Guinea President Criticized over 'Closed' New Government
Guinea's President Alpha Conde was criticized Tuesday for appointing a government described by opposition activists and analysts as stuffed with apolitical technocrats who would offer no dissent.
Conde issued a decree on Monday forming a new administration that kept in place his prime minister and more than half the cabinet but excluded any opposition figures.
"This is a government which is closed in on itself... It is not a government of development or openness," said Aboubacar Sylla, a spokesman for the opposition.
Leading trade unionist Alfa Ibrahima Manet said Conde had picked ministers "who cannot under any circumstances interfere, nor challenge".

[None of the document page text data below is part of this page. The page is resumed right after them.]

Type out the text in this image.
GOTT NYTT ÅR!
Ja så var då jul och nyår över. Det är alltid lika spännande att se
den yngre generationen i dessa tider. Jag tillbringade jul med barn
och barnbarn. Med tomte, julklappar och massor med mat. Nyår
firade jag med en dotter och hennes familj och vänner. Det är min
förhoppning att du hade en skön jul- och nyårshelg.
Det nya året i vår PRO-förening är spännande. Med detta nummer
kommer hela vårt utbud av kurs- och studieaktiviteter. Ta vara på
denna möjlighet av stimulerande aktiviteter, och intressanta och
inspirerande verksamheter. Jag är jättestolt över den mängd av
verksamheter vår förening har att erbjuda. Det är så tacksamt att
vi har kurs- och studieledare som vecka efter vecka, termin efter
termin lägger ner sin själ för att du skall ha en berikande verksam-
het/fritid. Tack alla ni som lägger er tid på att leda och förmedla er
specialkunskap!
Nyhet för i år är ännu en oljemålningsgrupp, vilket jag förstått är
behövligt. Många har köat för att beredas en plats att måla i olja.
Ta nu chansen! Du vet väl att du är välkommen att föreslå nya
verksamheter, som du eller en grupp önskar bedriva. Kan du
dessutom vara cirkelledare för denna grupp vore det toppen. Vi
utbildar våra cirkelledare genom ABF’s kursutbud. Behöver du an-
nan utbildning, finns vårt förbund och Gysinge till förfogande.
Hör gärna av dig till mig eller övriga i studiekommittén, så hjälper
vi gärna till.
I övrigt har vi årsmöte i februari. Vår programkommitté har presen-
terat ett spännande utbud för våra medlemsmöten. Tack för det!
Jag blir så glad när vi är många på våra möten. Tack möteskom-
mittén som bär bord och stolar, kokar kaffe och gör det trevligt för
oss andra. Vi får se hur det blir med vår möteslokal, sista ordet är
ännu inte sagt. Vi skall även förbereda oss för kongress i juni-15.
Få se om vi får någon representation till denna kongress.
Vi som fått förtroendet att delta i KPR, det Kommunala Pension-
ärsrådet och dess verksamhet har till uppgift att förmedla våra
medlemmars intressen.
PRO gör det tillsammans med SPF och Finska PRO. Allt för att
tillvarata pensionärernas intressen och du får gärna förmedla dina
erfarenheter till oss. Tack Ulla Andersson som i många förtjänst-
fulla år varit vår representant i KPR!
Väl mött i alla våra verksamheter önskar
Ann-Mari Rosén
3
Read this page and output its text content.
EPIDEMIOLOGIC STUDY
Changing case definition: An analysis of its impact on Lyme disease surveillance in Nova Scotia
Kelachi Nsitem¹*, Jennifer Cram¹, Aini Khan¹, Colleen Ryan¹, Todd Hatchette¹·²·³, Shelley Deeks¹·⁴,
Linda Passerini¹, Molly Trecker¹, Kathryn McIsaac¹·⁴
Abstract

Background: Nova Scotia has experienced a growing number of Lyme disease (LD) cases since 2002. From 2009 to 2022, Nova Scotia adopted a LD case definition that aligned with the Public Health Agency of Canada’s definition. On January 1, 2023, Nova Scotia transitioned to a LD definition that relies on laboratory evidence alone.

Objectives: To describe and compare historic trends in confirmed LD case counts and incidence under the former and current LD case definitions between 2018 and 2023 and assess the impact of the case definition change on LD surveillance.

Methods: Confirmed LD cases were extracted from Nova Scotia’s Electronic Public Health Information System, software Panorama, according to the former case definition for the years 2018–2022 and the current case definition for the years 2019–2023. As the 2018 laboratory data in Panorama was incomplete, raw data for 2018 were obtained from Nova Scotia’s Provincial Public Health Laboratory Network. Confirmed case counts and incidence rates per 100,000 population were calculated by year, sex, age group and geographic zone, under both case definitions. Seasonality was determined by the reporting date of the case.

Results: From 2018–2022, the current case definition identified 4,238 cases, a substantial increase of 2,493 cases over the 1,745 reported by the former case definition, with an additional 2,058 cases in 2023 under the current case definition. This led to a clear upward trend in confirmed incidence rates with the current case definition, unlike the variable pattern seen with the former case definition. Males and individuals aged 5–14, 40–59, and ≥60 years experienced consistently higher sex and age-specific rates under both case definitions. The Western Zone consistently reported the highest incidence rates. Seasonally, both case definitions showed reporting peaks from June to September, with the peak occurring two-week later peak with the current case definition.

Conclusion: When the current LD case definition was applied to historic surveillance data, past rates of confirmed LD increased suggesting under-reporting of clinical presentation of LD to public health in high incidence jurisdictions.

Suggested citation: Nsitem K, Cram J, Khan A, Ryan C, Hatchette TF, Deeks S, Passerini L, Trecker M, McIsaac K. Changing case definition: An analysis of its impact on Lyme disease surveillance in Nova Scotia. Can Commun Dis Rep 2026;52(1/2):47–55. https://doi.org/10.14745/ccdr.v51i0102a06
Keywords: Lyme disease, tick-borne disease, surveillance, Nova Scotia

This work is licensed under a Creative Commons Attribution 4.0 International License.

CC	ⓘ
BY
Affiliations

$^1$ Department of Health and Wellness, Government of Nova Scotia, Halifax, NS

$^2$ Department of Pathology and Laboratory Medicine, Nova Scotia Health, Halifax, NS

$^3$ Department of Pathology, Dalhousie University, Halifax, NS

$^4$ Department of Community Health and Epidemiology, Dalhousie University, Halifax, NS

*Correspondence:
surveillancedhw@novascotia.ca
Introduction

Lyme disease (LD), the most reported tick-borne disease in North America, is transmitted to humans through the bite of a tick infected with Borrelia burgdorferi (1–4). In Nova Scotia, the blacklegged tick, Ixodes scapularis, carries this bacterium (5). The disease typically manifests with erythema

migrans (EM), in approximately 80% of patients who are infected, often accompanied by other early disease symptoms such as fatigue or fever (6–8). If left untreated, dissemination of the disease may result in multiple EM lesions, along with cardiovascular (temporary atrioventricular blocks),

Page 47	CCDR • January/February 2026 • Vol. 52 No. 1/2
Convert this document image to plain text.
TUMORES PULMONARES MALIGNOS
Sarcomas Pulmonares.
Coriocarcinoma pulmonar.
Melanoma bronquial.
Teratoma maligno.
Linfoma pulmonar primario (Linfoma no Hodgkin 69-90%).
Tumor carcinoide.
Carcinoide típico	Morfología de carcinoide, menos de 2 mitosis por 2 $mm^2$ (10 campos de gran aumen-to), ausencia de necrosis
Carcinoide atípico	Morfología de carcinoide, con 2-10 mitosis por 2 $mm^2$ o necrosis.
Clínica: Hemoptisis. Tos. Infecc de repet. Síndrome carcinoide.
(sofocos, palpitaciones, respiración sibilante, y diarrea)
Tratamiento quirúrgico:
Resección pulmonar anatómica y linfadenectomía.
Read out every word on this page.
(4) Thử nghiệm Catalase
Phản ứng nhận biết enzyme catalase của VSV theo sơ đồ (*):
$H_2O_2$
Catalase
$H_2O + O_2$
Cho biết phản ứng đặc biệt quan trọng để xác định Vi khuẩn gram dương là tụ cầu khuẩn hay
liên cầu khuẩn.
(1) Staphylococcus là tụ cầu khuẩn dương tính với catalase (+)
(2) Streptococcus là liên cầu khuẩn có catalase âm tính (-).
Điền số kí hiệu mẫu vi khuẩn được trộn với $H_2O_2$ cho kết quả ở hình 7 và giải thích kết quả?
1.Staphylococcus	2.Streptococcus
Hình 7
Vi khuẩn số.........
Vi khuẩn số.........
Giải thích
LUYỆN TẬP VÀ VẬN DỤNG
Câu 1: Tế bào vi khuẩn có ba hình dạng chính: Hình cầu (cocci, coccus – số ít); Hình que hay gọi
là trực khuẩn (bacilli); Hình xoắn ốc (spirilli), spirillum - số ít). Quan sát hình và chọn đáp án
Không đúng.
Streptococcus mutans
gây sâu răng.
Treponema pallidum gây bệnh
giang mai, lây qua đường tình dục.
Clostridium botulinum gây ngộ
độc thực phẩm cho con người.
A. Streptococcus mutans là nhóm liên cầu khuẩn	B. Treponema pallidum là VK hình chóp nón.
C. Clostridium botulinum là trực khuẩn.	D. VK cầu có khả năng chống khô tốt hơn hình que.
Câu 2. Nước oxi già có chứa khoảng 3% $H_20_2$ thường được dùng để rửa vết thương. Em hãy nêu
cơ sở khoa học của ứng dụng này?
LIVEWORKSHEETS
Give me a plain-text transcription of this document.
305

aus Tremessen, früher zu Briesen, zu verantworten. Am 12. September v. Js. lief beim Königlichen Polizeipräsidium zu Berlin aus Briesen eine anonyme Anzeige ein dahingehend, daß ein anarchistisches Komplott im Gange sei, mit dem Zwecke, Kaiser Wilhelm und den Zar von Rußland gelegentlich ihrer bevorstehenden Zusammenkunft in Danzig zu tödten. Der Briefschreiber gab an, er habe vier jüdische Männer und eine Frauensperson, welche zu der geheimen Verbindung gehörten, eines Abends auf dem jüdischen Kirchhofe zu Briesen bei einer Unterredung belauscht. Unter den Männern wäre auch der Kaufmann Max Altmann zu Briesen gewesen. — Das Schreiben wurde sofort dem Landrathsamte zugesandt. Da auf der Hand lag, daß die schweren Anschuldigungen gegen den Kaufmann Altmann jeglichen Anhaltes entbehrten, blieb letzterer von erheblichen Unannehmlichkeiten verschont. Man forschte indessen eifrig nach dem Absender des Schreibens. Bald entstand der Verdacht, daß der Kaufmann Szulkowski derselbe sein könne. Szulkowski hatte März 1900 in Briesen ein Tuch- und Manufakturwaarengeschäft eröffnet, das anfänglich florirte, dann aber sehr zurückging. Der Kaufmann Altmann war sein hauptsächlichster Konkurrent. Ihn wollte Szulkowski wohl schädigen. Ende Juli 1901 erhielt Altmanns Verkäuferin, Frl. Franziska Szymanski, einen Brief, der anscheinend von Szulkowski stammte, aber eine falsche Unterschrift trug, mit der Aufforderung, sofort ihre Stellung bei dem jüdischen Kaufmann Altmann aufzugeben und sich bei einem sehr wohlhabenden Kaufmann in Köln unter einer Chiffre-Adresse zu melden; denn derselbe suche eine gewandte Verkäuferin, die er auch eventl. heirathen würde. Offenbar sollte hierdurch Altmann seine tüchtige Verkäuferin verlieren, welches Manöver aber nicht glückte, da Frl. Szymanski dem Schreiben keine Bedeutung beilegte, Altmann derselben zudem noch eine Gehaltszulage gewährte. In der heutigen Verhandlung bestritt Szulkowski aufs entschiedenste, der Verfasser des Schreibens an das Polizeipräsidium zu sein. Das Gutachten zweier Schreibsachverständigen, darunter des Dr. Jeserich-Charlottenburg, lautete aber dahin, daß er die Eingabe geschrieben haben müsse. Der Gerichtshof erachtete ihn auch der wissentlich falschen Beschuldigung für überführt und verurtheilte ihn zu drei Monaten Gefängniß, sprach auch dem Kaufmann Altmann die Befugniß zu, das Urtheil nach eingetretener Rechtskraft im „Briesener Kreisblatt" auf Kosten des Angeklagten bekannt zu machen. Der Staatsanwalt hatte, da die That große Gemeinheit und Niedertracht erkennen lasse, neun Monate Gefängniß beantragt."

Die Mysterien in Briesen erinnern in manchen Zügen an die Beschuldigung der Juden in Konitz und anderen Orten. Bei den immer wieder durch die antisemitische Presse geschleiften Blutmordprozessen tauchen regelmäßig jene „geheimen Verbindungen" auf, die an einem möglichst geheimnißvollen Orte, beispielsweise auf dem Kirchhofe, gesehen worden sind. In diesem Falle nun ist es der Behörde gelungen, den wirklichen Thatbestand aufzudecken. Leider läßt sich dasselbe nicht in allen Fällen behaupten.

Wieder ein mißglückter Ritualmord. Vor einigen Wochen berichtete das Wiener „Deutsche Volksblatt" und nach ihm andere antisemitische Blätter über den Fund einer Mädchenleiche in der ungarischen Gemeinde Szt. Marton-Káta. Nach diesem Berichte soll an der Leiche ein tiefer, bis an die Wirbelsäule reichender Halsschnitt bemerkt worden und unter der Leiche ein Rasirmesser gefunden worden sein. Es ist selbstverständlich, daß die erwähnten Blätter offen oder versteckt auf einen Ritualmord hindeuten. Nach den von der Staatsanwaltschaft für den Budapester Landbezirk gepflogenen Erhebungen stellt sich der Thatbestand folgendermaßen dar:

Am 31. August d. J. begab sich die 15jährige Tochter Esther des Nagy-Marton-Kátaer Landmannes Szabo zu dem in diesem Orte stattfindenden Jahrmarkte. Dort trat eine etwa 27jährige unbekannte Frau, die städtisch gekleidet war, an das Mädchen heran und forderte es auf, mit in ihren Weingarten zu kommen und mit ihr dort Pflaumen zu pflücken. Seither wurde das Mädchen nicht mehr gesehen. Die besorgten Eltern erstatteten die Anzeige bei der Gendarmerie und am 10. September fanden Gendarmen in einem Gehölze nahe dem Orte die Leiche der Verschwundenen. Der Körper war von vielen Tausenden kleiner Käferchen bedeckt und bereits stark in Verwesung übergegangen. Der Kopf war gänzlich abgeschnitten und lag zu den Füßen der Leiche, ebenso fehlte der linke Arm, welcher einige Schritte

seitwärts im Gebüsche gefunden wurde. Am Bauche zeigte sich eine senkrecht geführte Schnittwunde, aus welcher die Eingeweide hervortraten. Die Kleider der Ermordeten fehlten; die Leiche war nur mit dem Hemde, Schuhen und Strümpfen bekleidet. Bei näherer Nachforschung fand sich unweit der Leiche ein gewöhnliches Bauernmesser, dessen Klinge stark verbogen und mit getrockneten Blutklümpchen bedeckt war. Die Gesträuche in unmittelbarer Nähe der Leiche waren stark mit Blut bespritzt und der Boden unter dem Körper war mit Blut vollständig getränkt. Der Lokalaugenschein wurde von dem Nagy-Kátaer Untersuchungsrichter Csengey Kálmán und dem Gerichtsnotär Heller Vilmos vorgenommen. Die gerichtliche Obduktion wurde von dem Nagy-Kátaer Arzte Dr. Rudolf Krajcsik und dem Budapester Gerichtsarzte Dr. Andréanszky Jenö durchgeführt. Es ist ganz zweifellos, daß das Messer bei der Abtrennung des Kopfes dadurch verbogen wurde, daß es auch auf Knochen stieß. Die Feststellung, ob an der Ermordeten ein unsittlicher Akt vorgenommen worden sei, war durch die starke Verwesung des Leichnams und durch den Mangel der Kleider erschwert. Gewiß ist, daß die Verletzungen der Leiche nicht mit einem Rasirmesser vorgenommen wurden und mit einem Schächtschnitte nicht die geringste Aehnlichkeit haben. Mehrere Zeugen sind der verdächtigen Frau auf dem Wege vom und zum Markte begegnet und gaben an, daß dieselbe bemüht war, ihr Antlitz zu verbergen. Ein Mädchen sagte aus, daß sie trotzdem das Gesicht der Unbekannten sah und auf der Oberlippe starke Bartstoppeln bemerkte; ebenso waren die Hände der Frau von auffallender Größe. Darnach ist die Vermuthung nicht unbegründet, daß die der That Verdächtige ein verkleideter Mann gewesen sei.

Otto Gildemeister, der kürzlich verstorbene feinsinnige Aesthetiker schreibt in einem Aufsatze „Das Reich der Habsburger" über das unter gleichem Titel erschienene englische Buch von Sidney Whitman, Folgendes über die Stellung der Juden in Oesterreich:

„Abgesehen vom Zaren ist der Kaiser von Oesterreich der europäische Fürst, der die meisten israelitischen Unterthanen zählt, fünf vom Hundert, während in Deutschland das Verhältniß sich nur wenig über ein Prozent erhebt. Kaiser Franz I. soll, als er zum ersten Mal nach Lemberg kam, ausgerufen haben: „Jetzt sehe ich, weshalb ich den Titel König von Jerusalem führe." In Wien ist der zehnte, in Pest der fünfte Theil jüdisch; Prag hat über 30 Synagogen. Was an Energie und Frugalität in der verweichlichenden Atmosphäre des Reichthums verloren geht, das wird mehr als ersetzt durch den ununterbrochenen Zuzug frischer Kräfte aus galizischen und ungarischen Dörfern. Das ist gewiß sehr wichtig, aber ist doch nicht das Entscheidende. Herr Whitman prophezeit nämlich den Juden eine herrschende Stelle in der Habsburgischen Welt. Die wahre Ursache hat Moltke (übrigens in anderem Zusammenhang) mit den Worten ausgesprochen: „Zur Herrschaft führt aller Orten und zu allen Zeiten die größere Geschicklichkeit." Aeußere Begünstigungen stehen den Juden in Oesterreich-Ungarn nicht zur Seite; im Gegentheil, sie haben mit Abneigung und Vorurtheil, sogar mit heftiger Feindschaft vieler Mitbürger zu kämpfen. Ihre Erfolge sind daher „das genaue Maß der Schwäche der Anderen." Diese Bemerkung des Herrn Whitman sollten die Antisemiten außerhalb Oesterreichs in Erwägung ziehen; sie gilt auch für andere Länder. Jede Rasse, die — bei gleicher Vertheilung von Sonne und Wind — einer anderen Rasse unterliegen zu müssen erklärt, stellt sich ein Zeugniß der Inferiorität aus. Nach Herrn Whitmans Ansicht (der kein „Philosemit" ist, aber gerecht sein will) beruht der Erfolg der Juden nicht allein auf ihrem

Prime Minister Mohamed Said Fofana -- who was reinstated on Saturday despite resigning just three days earlier -- will continue to head the 34-minister government, the decree said.
Nineteen ministers will stay on, either in their previous portfolios or swapping to different ones, but another 15 were replaced.
Conde snubbed several allies to shake up his Rally of the Guinean People (RGP) party, fearing they may become future obstacles to his plans, International Crisis Group analyst Vincent Foucher told Agence France Presse.
"It looks like a 'targeted government'. On a number of key ministries such as mining, energy and agriculture, we have people who are technicians, officials not known for a direct role in politics," Foucher said.
The decree comes in the wake of September 28 polls that gave the RGP and its junior partners an absolute majority in the parliament, which began sitting last week.
The elections, while criticized by the opposition and international observers as flawed, were meant to be part of the west African nation's return to democracy following years of unrest.
Fofana, who has held the premiership for the past three years, was quoted last week in a presidential statement as saying that he and his government were stepping down.
But Conde said in a decree broadcast Saturday on state television that Fofana would be reassuming his post, without elaborating.
The election had been repeatedly delayed since the country's first democratic poll in 2010, stoking deadly ethnic tensions that have dogged Guinean politics since independence from France in 1958.
Despite its great mineral wealth, more than half of Guineans have to get by on less than a dollar a day.
Conde has carried out numerous reforms, particularly in the important mining sector.